Le Maroc confronté à une flambée de rougeole sur fond de réticence vaccinale

Une vague de rougeole, marquée par une recrudescence alarmante des cas et une saturation des hôpitaux, frappe durement le Maroc, touchant écoles et prisons et faisant plusieurs dizaines de victimes. Face à cette crise sanitaire, les autorités se heurtent à un défi supplémentaire : la persistance de théories complotistes anti-vaccination. La maladie s’est propagée à travers le pays depuis l’été 2024, atteignant même les établissements pénitentiaires où détenus et personnels ont été infectés. Lorsque l’état d’épidémie a officiellement été déclaré, la rougeole avait déjà contaminé 25 000 personnes et causé 120 morts selon des chiffres officiels.

«Nous avions atteint le stade d’élimination, avec moins d’un cas par million d’habitants par an», rassure le porte-parole du ministère de la santé, cité par The New Arab. «Aujourd’hui, nous sommes revenus à la phase de contrôle. Il faut agir rapidement.»

Selon les experts, la résurgence de la rougeole est directement liée à la baisse des taux de vaccination, aggravée par des lacunes dans la surveillance épidémiologique et une méfiance croissante envers les vaccins. Ce scepticisme, exacerbé par la désinformation diffusée durant la pandémie de Covid-19, a contribué à fragiliser l’immunité collective.

Extrêmement contagieuse, la rougeole se transmet par voie aérienne, notamment via la toux et les éternuements d’une personne infectée. En l’absence d’une couverture vaccinale suffisante, chaque malade peut contaminer jusqu’à vingt personnes. Le Maroc avait pourtant réussi à contenir la maladie pendant des années grâce à une large campagne de vaccination infantile. Mais la diminution du nombre d’enfants vaccinés a progressivement ouvert des brèches dans la protection générale, laissant une partie importante de la population vulnérable.

Une épidémie évitable

Tayeb Hamdi, médecin et chercheur en politiques de santé, insiste auprès de la même source sur la gravité de la situation. «Nous ne parlons pas d’une simple hausse des cas, mais bien d’une épidémie à part entière», affirme-t-il. «La rougeole est une maladie dangereuse, aux complications graves et parfois irréversibles : cécité, encéphalite… Ces risques ne doivent pas être pris à la légère.»

Pour prévenir ces complications, les autorités sanitaires préconisent d’administrer deux doses du vaccin : la première à neuf mois, la seconde quelques mois plus tard. Mais la couverture vaccinale au Maroc est tombée en dessous du seuil critique de 95 %, nécessaire pour empêcher les flambées épidémiques. Dans certaines régions, elle plafonne à 80 %, voire moins.

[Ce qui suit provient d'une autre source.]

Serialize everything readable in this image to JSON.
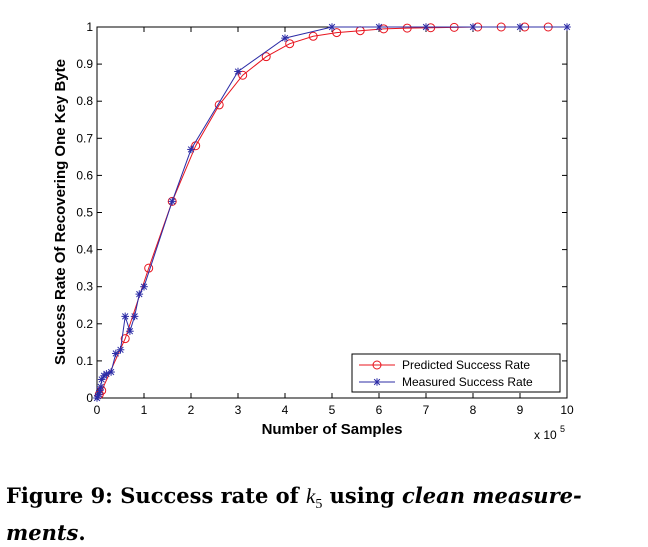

«Certains parents ont simplement négligé de vacciner leurs enfants, pensant que la rougeole appartenait au passé», explique M. Hamdi. «D’autres rejettent catégoriquement la vaccination, persuadés qu’elle est dangereuse. Ce phénomène existait avant la pandémie, mais le Covid-19 l’a amplifié.»

Une mobilisation nécessaire

Déjà éprouvé par la crise sanitaire de ces dernières années et confronté à un manque de personnel médical, le système de santé marocain doit désormais faire face à un afflux de patients atteints de rougeole, dont environ 10 % développent des complications sévères, telles que des pneumonies ou des atteintes neurologiques. Pour les autorités estiment que la rougeole présente un avantage : elle est plus facile à détecter. La fièvre, les yeux rouges, la toux et l’éruption cutanée caractéristique permettent un diagnostic rapide et une intervention précoce.

Les autorités sanitaires multiplient actuellement les campagnes ciblées pour vacciner les enfants non immunisés et appellent la population à faire confiance à la science. «La seule issue, c’est la vaccination», clame M. Hamdi. «Si nous n’agissons pas maintenant, nous serons confrontés à des épidémies de ce type encore et encore.»